With only a student visa, Fred could not work legally, but he found odd jobs here and there.

In 1986, the Reagan administration granted amnesty to illegal aliens and Fred got a green card that allowed him to work legally. On his way to citizenship in 2003, he spent time working his way from busboy to bartender at the Columbia Restaurant in Tampa, then worked at a country club in Lakeland and later at Saffron's.

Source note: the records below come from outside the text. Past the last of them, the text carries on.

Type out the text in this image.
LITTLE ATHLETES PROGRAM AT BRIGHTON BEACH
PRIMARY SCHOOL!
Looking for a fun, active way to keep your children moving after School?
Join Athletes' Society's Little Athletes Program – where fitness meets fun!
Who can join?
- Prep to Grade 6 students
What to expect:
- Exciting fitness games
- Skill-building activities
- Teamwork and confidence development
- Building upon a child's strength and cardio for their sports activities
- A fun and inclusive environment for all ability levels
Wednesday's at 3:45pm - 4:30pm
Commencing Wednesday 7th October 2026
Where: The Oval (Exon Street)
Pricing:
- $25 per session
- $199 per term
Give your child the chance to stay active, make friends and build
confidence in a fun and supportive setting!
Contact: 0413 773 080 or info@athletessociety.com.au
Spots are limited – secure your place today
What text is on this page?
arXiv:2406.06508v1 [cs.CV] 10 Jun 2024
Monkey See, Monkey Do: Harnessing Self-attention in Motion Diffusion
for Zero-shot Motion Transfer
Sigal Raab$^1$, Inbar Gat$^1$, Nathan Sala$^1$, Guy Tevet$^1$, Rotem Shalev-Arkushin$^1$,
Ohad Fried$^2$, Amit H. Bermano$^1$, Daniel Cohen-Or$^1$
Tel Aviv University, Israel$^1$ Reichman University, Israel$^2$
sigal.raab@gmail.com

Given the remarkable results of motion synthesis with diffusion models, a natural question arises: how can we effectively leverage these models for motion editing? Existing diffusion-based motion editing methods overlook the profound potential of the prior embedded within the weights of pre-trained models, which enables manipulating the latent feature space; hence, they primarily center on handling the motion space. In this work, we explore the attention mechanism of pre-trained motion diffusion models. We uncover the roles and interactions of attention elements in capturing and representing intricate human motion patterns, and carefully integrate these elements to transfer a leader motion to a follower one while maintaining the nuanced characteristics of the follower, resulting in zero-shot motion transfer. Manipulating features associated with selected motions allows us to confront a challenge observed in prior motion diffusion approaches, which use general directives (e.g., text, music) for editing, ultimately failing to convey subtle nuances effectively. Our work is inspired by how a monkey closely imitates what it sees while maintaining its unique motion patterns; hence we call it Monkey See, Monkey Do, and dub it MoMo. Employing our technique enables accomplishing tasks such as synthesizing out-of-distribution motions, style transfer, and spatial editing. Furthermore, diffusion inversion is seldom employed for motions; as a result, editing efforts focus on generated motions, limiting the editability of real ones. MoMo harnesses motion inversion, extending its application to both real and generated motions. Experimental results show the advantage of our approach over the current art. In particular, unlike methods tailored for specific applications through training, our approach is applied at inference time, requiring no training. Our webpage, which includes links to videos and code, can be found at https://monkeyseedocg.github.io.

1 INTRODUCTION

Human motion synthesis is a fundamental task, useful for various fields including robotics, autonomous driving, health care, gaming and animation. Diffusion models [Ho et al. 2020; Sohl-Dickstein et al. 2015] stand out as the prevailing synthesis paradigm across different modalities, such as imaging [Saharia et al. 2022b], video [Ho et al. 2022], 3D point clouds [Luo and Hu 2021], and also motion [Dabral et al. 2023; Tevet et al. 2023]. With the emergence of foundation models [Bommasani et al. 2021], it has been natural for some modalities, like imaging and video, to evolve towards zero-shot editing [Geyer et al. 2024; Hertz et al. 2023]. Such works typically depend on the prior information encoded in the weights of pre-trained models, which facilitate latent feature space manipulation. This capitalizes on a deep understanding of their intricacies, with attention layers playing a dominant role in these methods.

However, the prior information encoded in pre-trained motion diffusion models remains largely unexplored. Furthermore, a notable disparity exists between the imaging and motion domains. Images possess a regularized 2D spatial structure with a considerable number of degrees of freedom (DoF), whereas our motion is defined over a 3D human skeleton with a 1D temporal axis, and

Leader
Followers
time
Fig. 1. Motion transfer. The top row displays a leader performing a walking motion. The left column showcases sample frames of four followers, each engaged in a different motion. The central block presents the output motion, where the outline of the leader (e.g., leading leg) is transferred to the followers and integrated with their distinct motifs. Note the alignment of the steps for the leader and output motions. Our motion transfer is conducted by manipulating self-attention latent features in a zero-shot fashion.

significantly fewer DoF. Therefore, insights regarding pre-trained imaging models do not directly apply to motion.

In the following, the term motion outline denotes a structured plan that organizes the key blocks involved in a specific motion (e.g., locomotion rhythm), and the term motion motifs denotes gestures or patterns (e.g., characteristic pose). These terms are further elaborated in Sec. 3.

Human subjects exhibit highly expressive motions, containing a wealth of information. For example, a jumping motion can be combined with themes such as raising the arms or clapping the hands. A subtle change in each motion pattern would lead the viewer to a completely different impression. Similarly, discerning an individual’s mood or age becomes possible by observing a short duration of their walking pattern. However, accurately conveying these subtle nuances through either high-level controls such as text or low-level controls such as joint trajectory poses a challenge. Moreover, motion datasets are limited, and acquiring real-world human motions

Over the years, Fred has gone home to Iran three times to visit his parents and siblings. The last visit, in 2003, he planned to stay but said he couldn't bear it.

"When I saw the government, how they tortured people, beat them, it looked like an occupied country," said Fred, who was raised Muslim but now considers himself an atheist. "The things they are doing in the name of God, it's not right."

Fred came back and worked with his sister in Houston, but missed St. Pete and returned. When he found the opportunity to buy the cafe, he said he was happy to have a chance to return to the restaurant business.

"My people are famous for their hospitality," said Fred, who is from Shiraz, a 2,600-year-old mountain city that was once the capital of Persia and has long hosted visitors to its shrines and mosques. "A lot of tourists go to Shiraz. We respect our guests."

Though downtown is moving west and the Grand Central district is booming, Fred's cafe is located in a slow area in between.

Plans for new apartments nearby give him hope, but he's eager for tourists and snowbirds to return sooner and boost the business he tends alone.

"I'm sure it's going to get better in the future," he said.

Fred said his joy is in giving people a place to forget their problems, even if only for the duration of lunch.

"I like to make people happy," he said, "because life is hard enough."